Hwang Sang Il, Kim Hyung Ook, Yoo Chang Hak, Shin Jun Ho, Son Byung Ho
Department of Surgery, Kangbuk Samsung Hospital, Sungkyunkwan University School of Medicine, 108 Pyung-Dong, Jongro-Ku, Seoul, 110-746, South Korea.
Surg Endosc. 2009 Jun;23(6):1252-8. doi: 10.1007/s00464-008-0140-5. Epub 2008 Oct 15.
Laparoscopic-assisted gastric surgery has become an option for the treatment of early gastric cancer. However, there are few reports of laparoscopic surgery in the management of advanced gastric cancer. In this study we describe our experience with laparoscopic-assisted distal gastrectomy (LADG) for advanced gastric cancer (AGC).
Between November 2004 and June 2007, 47 patients with AGC underwent LADG at our hospital, and 45 of those patients were enrolled in this study. These patients were compared with 83 patients who had AGC and underwent conventional open distal gastrectomy (ODG) during the same period.
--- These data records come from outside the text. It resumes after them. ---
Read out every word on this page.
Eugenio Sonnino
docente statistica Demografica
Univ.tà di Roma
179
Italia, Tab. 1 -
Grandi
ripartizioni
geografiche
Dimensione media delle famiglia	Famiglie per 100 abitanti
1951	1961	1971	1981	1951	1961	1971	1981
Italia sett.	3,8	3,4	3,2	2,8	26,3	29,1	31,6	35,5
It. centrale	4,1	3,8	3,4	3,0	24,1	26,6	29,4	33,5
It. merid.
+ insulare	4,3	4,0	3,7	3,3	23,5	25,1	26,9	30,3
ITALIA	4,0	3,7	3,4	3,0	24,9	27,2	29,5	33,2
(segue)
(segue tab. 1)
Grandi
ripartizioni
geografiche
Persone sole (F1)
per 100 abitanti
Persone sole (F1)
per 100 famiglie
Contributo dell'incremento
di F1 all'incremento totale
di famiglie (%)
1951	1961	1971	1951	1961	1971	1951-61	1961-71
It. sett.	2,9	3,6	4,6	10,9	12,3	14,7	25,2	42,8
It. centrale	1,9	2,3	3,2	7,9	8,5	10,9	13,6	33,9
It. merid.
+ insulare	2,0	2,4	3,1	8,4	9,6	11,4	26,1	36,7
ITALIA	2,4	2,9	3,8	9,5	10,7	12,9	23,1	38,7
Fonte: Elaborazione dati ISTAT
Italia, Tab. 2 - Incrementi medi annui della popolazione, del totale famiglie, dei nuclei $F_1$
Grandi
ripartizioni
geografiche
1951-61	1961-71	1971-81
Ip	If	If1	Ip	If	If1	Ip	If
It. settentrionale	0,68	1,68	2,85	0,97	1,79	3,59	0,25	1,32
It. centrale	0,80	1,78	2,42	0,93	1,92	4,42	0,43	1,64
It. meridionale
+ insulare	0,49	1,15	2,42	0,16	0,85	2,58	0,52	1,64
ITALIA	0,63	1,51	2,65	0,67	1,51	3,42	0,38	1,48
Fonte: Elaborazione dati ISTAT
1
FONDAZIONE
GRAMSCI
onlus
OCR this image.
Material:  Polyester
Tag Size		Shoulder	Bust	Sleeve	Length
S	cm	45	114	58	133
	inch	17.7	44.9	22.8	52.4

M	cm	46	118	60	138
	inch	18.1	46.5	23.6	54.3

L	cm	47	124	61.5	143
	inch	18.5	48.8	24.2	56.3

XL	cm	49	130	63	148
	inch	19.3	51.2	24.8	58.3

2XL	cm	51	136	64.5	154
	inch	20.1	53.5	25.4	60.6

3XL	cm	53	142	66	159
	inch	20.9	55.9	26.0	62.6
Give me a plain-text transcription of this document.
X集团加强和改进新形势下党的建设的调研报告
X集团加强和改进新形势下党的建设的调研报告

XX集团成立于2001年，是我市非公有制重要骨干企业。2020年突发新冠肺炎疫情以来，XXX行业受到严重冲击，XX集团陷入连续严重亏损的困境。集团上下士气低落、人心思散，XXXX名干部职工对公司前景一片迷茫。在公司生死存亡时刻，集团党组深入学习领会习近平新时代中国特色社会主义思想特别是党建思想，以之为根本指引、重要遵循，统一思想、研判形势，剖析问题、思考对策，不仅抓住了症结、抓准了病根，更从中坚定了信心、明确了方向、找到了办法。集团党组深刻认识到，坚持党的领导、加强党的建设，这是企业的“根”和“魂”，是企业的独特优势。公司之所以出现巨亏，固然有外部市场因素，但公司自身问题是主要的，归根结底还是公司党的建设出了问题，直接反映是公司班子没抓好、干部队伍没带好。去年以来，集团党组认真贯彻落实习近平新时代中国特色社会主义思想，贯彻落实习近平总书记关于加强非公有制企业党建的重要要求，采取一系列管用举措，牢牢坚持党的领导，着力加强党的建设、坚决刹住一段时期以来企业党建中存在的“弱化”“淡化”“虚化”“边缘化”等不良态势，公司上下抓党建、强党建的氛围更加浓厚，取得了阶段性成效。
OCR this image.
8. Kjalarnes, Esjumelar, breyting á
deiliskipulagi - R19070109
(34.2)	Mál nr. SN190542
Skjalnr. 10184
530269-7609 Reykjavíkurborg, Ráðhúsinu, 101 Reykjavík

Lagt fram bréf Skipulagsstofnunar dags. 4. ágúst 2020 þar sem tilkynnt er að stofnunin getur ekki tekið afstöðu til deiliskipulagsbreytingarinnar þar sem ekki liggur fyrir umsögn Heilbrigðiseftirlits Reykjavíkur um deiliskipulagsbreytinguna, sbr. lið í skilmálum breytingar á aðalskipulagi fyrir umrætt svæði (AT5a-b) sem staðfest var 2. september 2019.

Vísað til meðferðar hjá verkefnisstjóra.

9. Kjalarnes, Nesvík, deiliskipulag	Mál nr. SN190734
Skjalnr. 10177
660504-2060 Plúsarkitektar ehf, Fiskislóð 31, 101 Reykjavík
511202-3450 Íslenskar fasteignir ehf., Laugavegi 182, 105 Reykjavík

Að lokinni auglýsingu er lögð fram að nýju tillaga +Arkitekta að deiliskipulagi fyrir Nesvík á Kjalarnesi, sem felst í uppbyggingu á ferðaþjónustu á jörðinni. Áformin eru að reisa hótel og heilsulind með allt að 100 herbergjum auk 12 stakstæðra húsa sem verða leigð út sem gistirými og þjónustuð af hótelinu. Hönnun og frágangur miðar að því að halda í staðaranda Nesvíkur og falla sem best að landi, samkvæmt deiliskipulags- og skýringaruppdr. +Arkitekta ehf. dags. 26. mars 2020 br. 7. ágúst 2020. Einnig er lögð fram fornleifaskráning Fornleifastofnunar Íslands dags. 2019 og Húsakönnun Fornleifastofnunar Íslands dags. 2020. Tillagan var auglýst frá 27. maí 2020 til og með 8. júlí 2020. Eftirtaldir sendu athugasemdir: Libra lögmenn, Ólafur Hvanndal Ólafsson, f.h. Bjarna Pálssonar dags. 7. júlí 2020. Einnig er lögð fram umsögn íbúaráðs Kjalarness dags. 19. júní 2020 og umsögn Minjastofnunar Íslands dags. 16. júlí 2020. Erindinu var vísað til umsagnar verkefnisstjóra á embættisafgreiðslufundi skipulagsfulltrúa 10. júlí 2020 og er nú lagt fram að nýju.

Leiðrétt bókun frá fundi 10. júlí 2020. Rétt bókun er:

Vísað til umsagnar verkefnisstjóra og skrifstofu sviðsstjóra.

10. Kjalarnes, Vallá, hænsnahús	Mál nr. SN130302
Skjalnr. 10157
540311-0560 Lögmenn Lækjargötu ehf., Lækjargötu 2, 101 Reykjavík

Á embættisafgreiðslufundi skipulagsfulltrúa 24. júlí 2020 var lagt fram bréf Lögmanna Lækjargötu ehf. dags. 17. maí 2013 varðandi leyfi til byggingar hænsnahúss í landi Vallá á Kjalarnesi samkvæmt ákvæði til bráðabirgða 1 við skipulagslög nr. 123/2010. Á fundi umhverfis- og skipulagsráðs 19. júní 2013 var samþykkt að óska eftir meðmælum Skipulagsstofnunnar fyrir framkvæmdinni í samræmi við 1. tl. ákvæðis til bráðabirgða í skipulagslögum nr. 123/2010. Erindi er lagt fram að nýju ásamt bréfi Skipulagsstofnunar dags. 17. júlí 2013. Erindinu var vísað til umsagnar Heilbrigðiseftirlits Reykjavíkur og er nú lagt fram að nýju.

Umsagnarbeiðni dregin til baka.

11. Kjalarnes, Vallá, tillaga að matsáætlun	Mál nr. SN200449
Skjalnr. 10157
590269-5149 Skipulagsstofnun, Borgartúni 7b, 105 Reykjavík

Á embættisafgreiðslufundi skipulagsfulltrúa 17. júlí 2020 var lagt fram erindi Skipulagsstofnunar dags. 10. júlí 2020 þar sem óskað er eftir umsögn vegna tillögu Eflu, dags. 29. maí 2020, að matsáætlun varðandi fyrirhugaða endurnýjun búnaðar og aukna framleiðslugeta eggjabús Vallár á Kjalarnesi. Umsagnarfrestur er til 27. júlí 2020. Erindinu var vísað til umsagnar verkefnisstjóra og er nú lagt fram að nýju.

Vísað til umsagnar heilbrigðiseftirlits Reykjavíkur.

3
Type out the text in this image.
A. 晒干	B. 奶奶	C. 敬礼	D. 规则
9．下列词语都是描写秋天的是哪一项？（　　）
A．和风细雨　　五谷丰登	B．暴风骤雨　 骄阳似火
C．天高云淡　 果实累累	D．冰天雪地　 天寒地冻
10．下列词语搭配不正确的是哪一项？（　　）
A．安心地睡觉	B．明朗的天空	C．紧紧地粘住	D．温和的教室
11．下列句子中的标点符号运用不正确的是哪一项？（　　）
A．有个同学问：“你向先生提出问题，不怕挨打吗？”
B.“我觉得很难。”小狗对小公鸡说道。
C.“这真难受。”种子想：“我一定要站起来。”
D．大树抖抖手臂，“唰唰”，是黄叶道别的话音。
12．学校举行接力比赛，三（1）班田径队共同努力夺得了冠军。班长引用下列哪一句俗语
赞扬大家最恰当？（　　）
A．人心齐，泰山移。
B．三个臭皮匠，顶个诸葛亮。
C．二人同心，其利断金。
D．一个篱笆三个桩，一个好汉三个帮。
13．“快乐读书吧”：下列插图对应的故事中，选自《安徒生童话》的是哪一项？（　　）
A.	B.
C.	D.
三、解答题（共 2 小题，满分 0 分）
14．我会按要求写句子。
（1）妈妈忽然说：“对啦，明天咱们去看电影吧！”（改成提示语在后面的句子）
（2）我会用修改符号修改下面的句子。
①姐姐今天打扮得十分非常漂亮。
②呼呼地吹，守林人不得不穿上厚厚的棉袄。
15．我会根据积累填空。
Operation time was significantly longer in the LADG group than in the ODG group. Estimated blood loss in the LADG group was significantly less than in the ODG group. Time to ambulation and first flatus and duration of analgesic medication were significantly shorter in the LADG group. The morbidity and mortality rate were also lower than in the ODG group, with no statistically significant difference. The distance of the proximal resection margin showed no significant difference compared with ODG (6.3 +/- 0.9 versus 6.5 +/- 0.9 cm; p = 0.228). The mean number of nodes resected with LADG was 35.6 +/- 14.2, and that with ODG was 38.3 +/- 11.4 (p = 0.269). The mean follow-up for the LADG group was 23.6 months (range 9-40 months). In the LADG group, recurrence was observed in six patients (13.3%). Three patients had recurrence and died after 10 (IIIB), 11 (IIIA), and 13 (IIIB) months.
LADG with extended lymphadenectomy for AGC is a feasible and safe procedure and has several advantages. Moreover, this method can achieve a radical oncologic equivalent resection. Indications for LADG with extended lymphadenectomy could be expanded in the treatment of locally advanced gastric cancer.
腹腔镜辅助胃癌手术已成为早期胃癌治疗的一种选择。然而,关于腹腔镜手术治疗进展期胃癌的报道较少。在本研究中,我们描述了我们应用腹腔镜辅助远端胃癌切除术(LADG)治疗进展期胃癌(AGC)的经验。
2004年11月至2007年6月期间,我院47例AGC患者接受了LADG手术,其中45例患者纳入本研究。将这些患者与同期83例接受传统开放性远端胃癌切除术(ODG)的AGC患者进行比较。
LADG组的手术时间明显长于ODG组。LADG组的估计失血量明显少于ODG组。LADG组的下床活动时间、首次排气时间和镇痛药物使用时间明显更短。发病率和死亡率也低于ODG组,但无统计学显著差异。近端切缘距离与ODG组相比无显著差异(6.3±0.9对6.5±0.9 cm;p = 0.228)。LADG切除的平均淋巴结数为35.6±14.2,ODG为38.3±11.4(p = 0.269)。LADG组的平均随访时间为23.6个月(范围9 - 40个月)。在LADG组中,6例患者(13.3%)出现复发。3例患者分别在10(IIIB期)、11(IIIA期)和13(IIIB期)个月后复发并死亡。
LADG联合扩大淋巴结清扫术治疗AGC是一种可行且安全的手术方式,具有多种优势。此外,该方法可实现根治性肿瘤等效切除。LADG联合扩大淋巴结清扫术在局部进展期胃癌治疗中的适应证可进一步扩大。